Representatives of 190 countries will meet in Montreal on Monday for talks aimed at the twin goal of combating global warming and restoring the ozone layer.
The talks come as part of a UN-sponsored conference marking Sunday's 20th anniversary of signing of the Montreal Protocol, an international treaty seeking to end production of chemical compounds that contribute to ozone depletion.
Signatories of the Montreal Protocol, which cut emissions of chemicals harmful to Earth's ozone layer, hope to find a way to eliminate the hydrochlorofluorocarbons (HCFCs) that opened a hole in the Antarctic ozone layer.
The UN sponsor of the talks says repair of the ozone layer will also help with the warming of Earth's atmosphere, which has potentially disastrous effects on Earth's weather, sea levels, flora and fauna in coming years.

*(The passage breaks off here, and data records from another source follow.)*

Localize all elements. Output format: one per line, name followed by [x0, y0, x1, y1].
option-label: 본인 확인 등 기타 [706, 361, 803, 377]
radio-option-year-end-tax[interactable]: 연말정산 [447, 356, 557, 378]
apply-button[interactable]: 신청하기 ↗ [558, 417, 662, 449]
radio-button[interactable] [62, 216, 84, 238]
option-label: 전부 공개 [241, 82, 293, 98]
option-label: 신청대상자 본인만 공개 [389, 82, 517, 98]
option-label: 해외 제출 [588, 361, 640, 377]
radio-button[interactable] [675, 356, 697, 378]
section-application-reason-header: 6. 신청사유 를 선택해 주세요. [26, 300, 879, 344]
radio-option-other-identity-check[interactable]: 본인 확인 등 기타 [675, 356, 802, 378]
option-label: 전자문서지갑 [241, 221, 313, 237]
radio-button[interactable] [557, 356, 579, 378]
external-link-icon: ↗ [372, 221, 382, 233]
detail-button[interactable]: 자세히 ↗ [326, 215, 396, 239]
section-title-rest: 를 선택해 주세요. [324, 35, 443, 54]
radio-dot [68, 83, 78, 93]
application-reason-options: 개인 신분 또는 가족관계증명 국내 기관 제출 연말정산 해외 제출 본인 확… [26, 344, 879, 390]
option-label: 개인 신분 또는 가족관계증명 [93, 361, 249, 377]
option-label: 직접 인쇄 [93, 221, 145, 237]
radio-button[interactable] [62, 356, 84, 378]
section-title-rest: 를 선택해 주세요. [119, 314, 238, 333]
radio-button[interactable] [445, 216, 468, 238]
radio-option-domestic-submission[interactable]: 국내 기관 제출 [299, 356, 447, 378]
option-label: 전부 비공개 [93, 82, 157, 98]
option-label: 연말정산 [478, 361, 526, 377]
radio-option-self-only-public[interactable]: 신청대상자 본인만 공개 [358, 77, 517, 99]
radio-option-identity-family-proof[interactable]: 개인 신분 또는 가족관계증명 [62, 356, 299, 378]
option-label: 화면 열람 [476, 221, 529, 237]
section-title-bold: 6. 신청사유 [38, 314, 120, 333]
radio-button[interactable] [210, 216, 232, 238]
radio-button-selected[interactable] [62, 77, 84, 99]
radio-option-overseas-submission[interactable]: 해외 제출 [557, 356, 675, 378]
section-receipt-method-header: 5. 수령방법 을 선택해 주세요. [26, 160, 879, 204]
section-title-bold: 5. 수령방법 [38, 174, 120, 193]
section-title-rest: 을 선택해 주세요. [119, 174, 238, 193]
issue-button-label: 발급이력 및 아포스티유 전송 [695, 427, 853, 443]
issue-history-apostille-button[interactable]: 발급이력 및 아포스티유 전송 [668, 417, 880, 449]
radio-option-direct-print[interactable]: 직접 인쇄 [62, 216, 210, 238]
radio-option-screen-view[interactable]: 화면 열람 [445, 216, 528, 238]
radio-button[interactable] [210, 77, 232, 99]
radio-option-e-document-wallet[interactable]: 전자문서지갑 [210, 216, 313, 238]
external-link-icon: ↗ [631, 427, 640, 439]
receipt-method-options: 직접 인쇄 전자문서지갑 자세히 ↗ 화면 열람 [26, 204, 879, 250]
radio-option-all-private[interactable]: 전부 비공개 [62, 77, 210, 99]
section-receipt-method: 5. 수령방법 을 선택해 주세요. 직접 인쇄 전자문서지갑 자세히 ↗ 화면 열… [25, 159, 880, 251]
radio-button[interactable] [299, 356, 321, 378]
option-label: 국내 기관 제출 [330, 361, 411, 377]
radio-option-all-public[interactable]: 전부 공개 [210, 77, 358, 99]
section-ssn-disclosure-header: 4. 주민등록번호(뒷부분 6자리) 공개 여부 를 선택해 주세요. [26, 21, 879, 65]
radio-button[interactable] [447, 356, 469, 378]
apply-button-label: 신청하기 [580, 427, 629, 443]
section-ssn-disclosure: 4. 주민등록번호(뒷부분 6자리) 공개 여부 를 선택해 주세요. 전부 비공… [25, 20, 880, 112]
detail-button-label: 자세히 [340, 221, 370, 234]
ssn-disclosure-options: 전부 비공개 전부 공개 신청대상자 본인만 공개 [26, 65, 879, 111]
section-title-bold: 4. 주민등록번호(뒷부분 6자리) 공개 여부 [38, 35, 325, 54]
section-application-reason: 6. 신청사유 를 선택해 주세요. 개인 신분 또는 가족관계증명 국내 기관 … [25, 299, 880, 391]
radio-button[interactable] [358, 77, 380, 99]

Last Mod: 17 Eylül 2007, 13:13
The 1987 Montreal Protocol is one of the most successful international responses to a global problem, according to former UN secretary general Kofi Annan.
Environmentalists hoped to repeat the success with the 1997 Kyoto protocol to cap emissions of so-called greenhouse gases, which gather in the atmosphere, and in the manner of a greenhouse allows the sun's rays in but does not allow the heat to escape.
However Kyoto, which expires in 2012, has not been adhered to by nations such as Canada, the United States, India and Austria. China is a signatory but is exempt due to its status as a developing nation.
Since the onset of the Industrial Revolution and the rise in emission of gases such as carbon dioxide and methane, the global warming effect has increased Earth's temperatures to an alarming degree, and is already blamed for melting polar ice caps.
Achim Steiner, executive director of the UN program for the environment, said in an interview published Saturday that the fight against global climate change and the fight to restore the ozone layer are linked.
"With the anniversary coming up (on Sunday), the enormous challenge has still not been met, and it offers the international community the chance to make rapid gains both concerning the ozone layer and global climate change," Steiner told the Montreal daily.
Haloalkane (HCFC) and CFC chemical compounds, once widely used as refrigerants and propellants in aerosol cans, have been largely curtailed by multilateral agreements in the Protocol.
CFC emissions opened a large hole in the ozone layer in the Earth's upper atmosphere, allowing more of the sun's harmful ultra-violet radiation to enter and raising the specter of increased cases of skin-cancer and eye cataracts.
If production of CFCs is halted and eliminated over the next 10 years the effect of global warming could be cut by 4.5 percent, Steiner said.